Wikipedia noemt signifier ook wel "sound-image" en signified "concept". In dat geval  vind ik de betekenisdrager en de betekenis vrij goed. Of de conceptdrager en het concept. Of misschien de uitdrukking en het uitgedrukte.


----------



## eno2

Red Arrow :D said:


> Wikipedia noemt signifier ook wel "sound-image" en signified "concept".


  Da's geen vertaling...Maar ja, inderdaad, het gaat over iets materieels en fysisch, in tegenstelling tot de betekenis. Klankbeeld staat natuurlijk wél in DVD, dat had ik gecheckt. Je zou dan een semiotische betekenis moeten toevoegen, want klankbeeld wordt al voor iets anders gebruikt, dat we wel goed kennen..


> In dat geval  vind ik de betekenisdrager en de betekenis vrij goed.


Ja, beter betekenisdrager toevoegen.



> Of de conceptdrager en het concept.


Kan, maar dan liever betekenisdrager.

Of misschien de uitdrukking en het uitgedrukte.
Nee, dat betekent teveel hetzelfde in de algemene gebruik. Aangezien het om een "nieuw" gebruik gaat, beter een "nieuw woord" gebruiken. 

Het Duits gebruikt, zoals Wiki,  *Significant*. Ook geen slechte oplossing.


----------



## bibibiben

_Signifiant_: betekenaar, betekenende of betekenisdrager (minder algemeen: significant)
_Signifié_: betekenis of betekende (minder algemeen: significaat)

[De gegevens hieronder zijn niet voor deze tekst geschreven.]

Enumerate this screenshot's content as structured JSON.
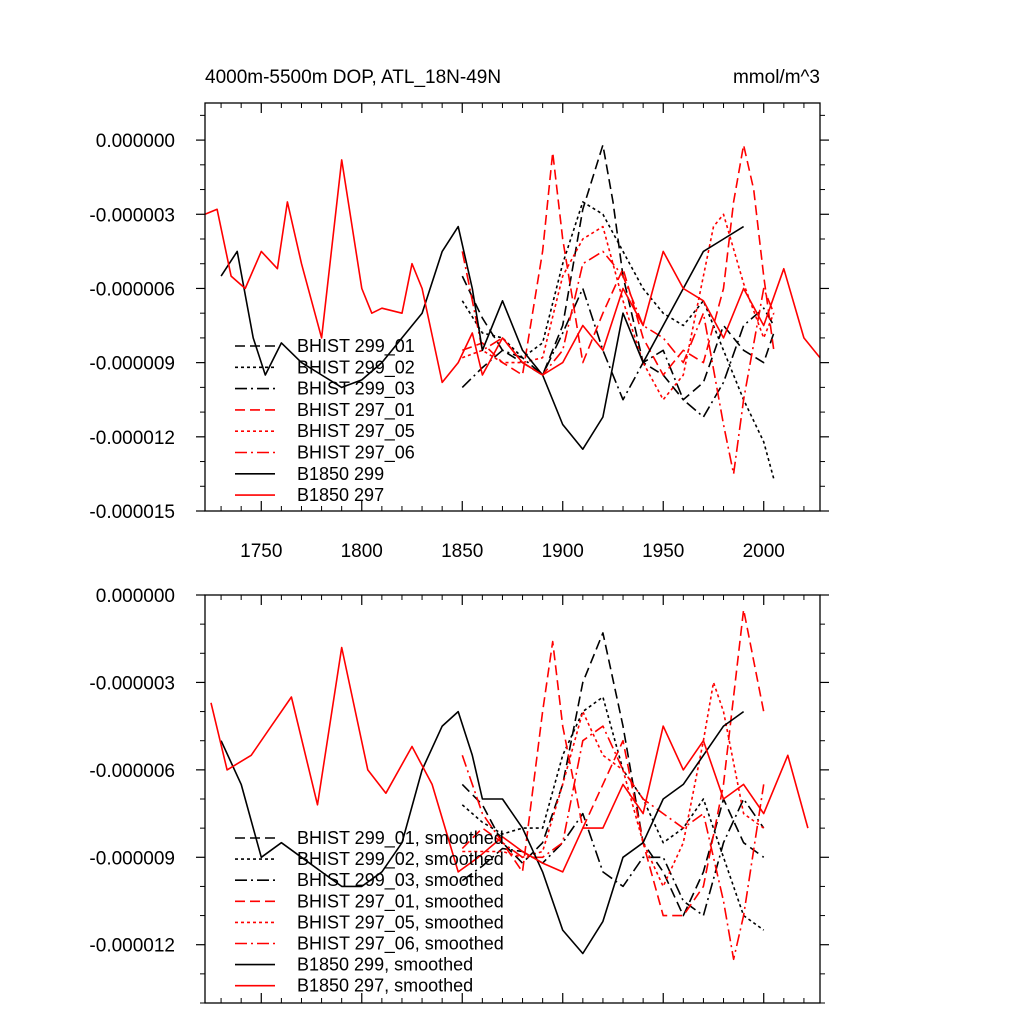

Van Dale noemt inderdaad niet alle mogelijkheden.


----------



## eno2

Tja, noch significant noch betekenaar noch betekenisdrager noemen,  dat is niet weinig, dat is niets.

Tussen betekenis en betekende is er in het algemeen gebruik geen verschil (van betekenis). Betekenis kan dus niet (en mag ook niet) gebruikt worden voor betekenaar.

"Het betekende" heeft geen eigen lemma, laat staan een eigen semiotisch lemma.


----------



## eno2

Signifier is Engels.  Bleek al duidelijk uit het genoemde vaste paar signifier en signified.
De context is aangegeven door te zeggen dat het een begrip is uit de semiotiek.
De Saussure, de grondlegger, had het over semiologie, tegenwoordig meer semiotiek genoemd.

De terminologie van de semiotiek lijkt in het Nederlands nog niet eenduidig "gestold" te zijn.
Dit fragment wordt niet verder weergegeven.